Nous savons comment empêcher le pire

Nous sommes pourtant parfaitement au courant de ce que l’on risque, et que si nous ne réagissons pas rapidement, nous allons connaître davantage de catastrophes et de souffrances, mais… cela n’a pas l’air de beaucoup faire réagir. Je vois plutôt des gens descendre dans la rue pour protester contre le pass sanitaire, clamant qu’ils sont en dictature, ou la foule en liesse fêtant l’arrivée de Lionel Messi au PSG. Je sais bien qu’il faut donner de bonnes nouvelles, cela remonte le moral par temps de crise comme celle du Covid-19 (toujours en cours), mais il nous faut écouter aussi le message alarmant du GIEC dans son dernier rapport de 4 000 pages (le sixième !) publié le 9 août. Oui, le réchauffement climatique est bien d’origine anthropique. Oui, les effets sont déjà là et cela va s’accentuer à mesure que la température globale augmente. Oui, des crises majeures risquent de se produire et de se multiplier, plus vite qu’on ne le pensait. Et oui, il y a des solutions : décarboner au plus vite. Car plus nous attendons pour le faire, plus l’arrêt de la consommation de combustibles fossiles et notre mode de vie avec s’arrêteront brutalement.

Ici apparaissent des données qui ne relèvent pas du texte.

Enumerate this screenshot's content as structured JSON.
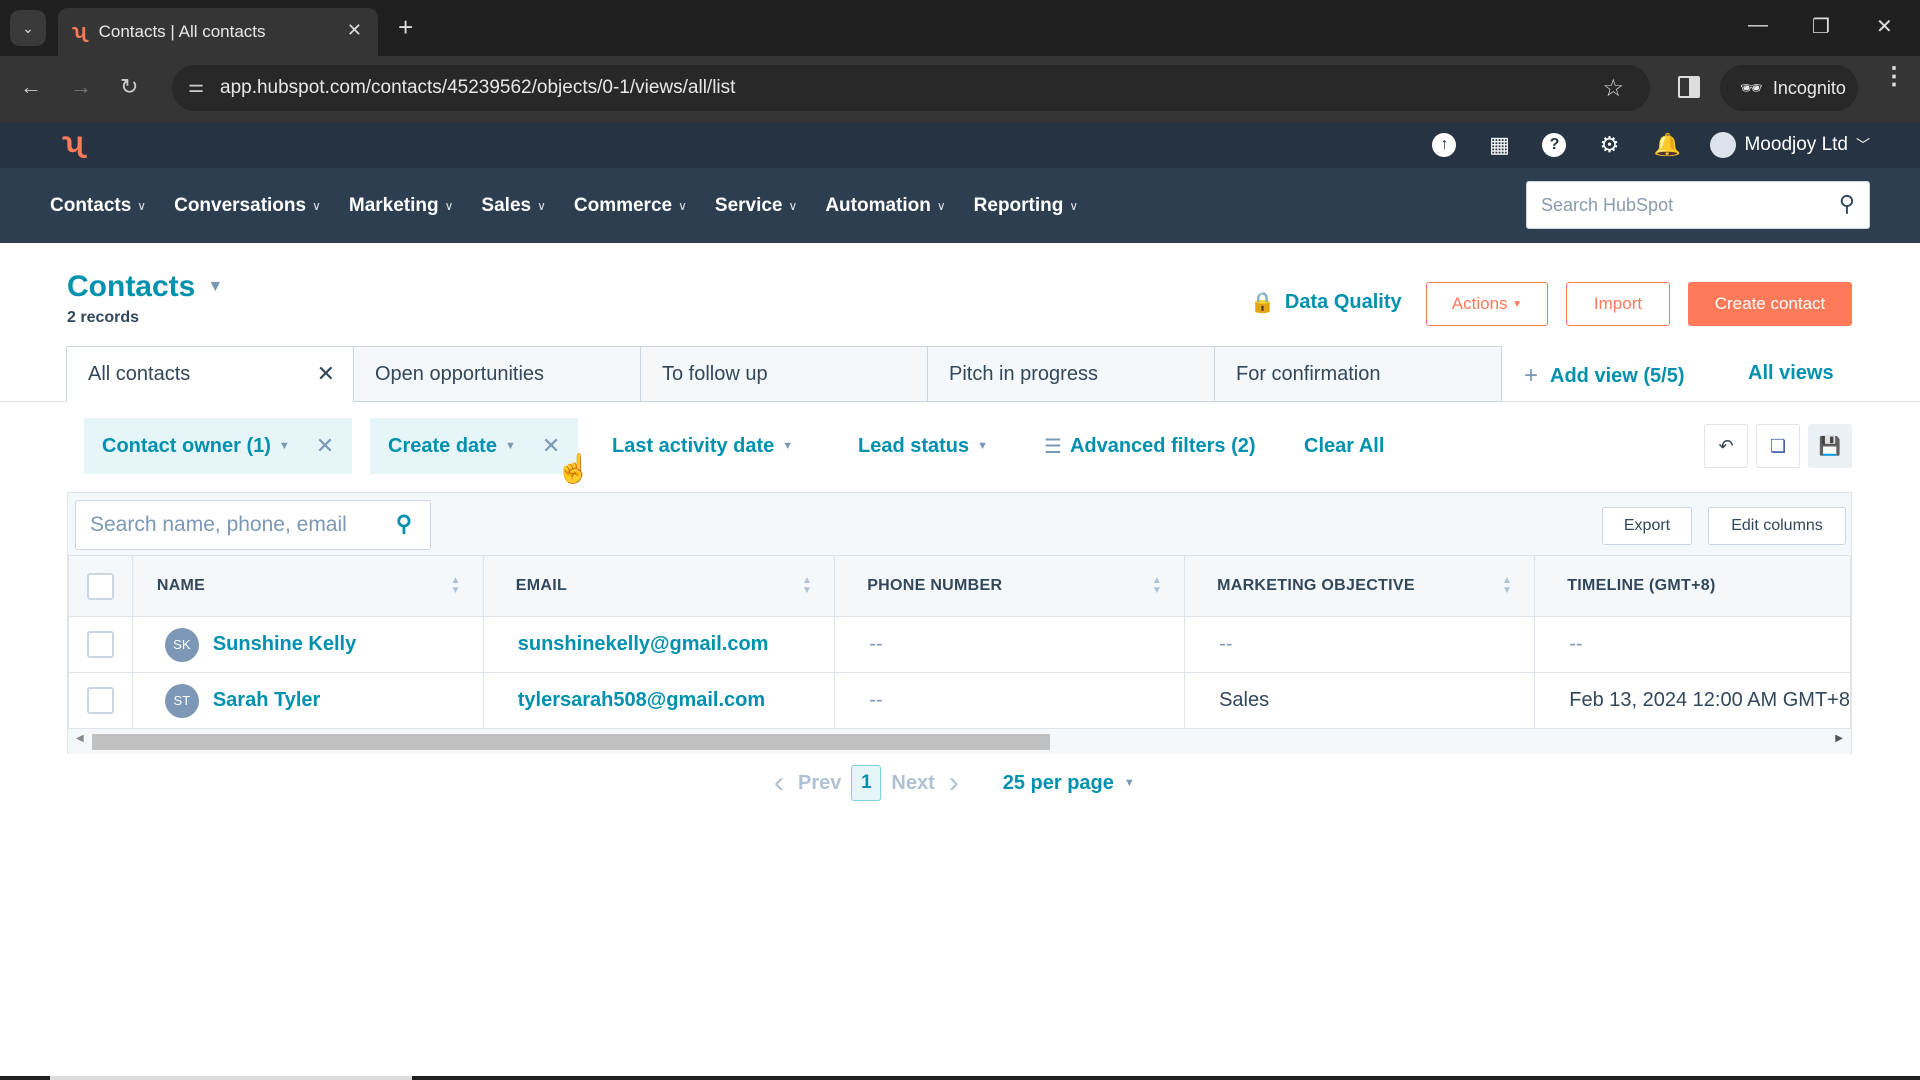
{
  "browser": {
    "tab_title": "Contacts | All contacts",
    "url": "app.hubspot.com/contacts/45239562/objects/0-1/views/all/list",
    "incognito_label": "Incognito"
  },
  "topbar": {
    "account_name": "Moodjoy Ltd",
    "icons": [
      "upgrade-icon",
      "marketplace-icon",
      "help-icon",
      "settings-icon",
      "notifications-icon"
    ]
  },
  "nav": {
    "items": [
      "Contacts",
      "Conversations",
      "Marketing",
      "Sales",
      "Commerce",
      "Service",
      "Automation",
      "Reporting"
    ],
    "search_placeholder": "Search HubSpot"
  },
  "header": {
    "title": "Contacts",
    "record_count": "2 records",
    "data_quality": "Data Quality",
    "actions": "Actions",
    "import": "Import",
    "create": "Create contact"
  },
  "views": {
    "tabs": [
      "All contacts",
      "Open opportunities",
      "To follow up",
      "Pitch in progress",
      "For confirmation"
    ],
    "add_view": "Add view (5/5)",
    "all_views": "All views"
  },
  "filters": {
    "contact_owner": "Contact owner (1)",
    "create_date": "Create date",
    "last_activity": "Last activity date",
    "lead_status": "Lead status",
    "advanced": "Advanced filters (2)",
    "clear_all": "Clear All"
  },
  "table": {
    "search_placeholder": "Search name, phone, email",
    "export": "Export",
    "edit_columns": "Edit columns",
    "columns": [
      "NAME",
      "EMAIL",
      "PHONE NUMBER",
      "MARKETING OBJECTIVE",
      "TIMELINE (GMT+8)"
    ],
    "rows": [
      {
        "initials": "SK",
        "name": "Sunshine Kelly",
        "email": "sunshinekelly@gmail.com",
        "phone": "--",
        "objective": "--",
        "timeline": "--"
      },
      {
        "initials": "ST",
        "name": "Sarah Tyler",
        "email": "tylersarah508@gmail.com",
        "phone": "--",
        "objective": "Sales",
        "timeline": "Feb 13, 2024 12:00 AM GMT+8"
      }
    ]
  },
  "pagination": {
    "prev": "Prev",
    "page": "1",
    "next": "Next",
    "per_page": "25 per page"
  }
}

les citoyens-consommateurs perçoivent une perte du pouvoir d’achat comme plus terrifiante qu’une perte d’habitabilité de leur Planète.

« […] les citoyens-consommateurs perçoivent une perte du pouvoir d’achat comme plus terrifiante qu’une perte d’habitabilité de leur Planète. Tant que notre propre maison n’a pas été brulée ni inondée, tant que nous avons, comme pays prospère, de quoi manger, pourquoi se soucier de quelques scientifiques désespérés qui utilisent de gros mots alarmistes et ne sont même plus capables d’apprécier une petite canicule par-ci, par là ? » écrit Julia Steinberger dans Le Temps.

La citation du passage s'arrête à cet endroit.